I shifted painfully in my chair as I shoved paper around in search of the date stamp I'd had in hand but a second ago. I ached all over and was seriously contemplating having my right shoulder X-rayed. As for my psyche, I wasn't sure what anyone could do about that. I didn't feel like myself. I wasn't sure what I felt except that it was very hard for me to sit still. It was impossible for me to relax.
I commented, "Part of Frankie's delusional thinking would be to personalize his encounters with Beryl and ascribe profound significance to them. He sees Beryl at the McTigues' house. He sees her at the car wash. He sees her in the airport. It would really set him off."

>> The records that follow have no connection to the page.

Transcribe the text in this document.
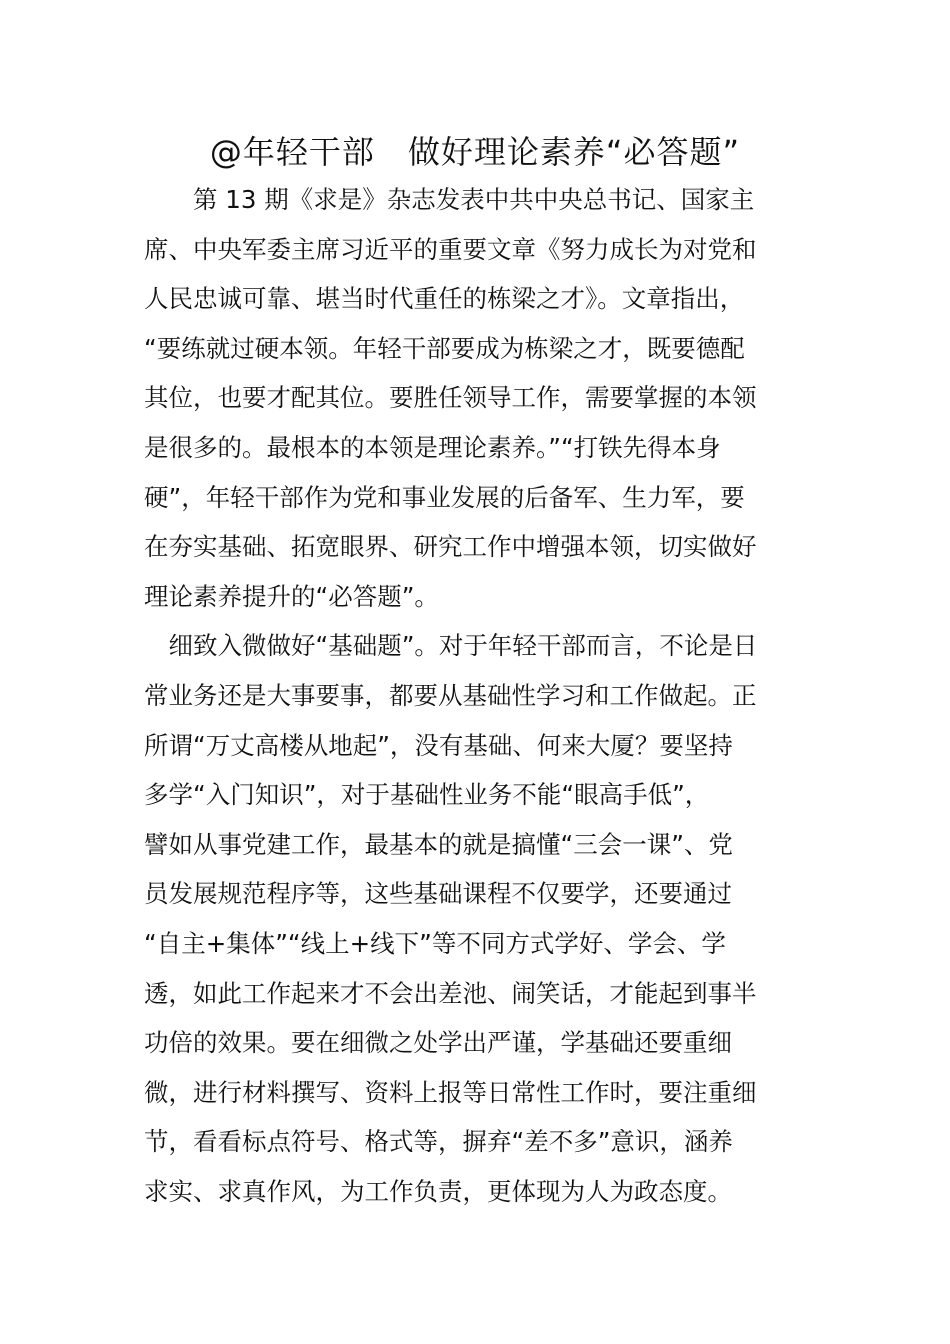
@年轻干部　做好理论素养“必答题”
　　第 13 期《求是》杂志发表中共中央总书记、国家主
席、中央军委主席习近平的重要文章《努力成长为对党和
人民忠诚可靠、堪当时代重任的栋梁之才》。文章指出，
“要练就过硬本领。年轻干部要成为栋梁之才，既要德配
其位，也要才配其位。要胜任领导工作，需要掌握的本领
是很多的。最根本的本领是理论素养。”“打铁先得本身
硬”，年轻干部作为党和事业发展的后备军、生力军，要
在夯实基础、拓宽眼界、研究工作中增强本领，切实做好
理论素养提升的“必答题”。
　细致入微做好“基础题”。对于年轻干部而言，不论是日
常业务还是大事要事，都要从基础性学习和工作做起。正
所谓“万丈高楼从地起”，没有基础、何来大厦？要坚持
多学“入门知识”，对于基础性业务不能“眼高手低”，
譬如从事党建工作，最基本的就是搞懂“三会一课”、党
员发展规范程序等，这些基础课程不仅要学，还要通过
“自主+集体”“线上+线下”等不同方式学好、学会、学
透，如此工作起来才不会出差池、闹笑话，才能起到事半
功倍的效果。要在细微之处学出严谨，学基础还要重细
微，进行材料撰写、资料上报等日常性工作时，要注重细
节，看看标点符号、格式等，摒弃“差不多”意识，涵养
求实、求真作风，为工作负责，更体现为人为政态度。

"Yeah. Now the schizo knows God's talking to him, telling him he has some connection with this pretty blond lady."
Just then Rose walked in. Taking the pink telephone message she offered to me, I added it to the pile.
"What color was his car?"
I slit open another envelope. Frankie's car had been parked in my drive. I had seen it when the police arrived, when my property was pulsing with red strobe lights. But nothing had penetrated. I remembered very few details.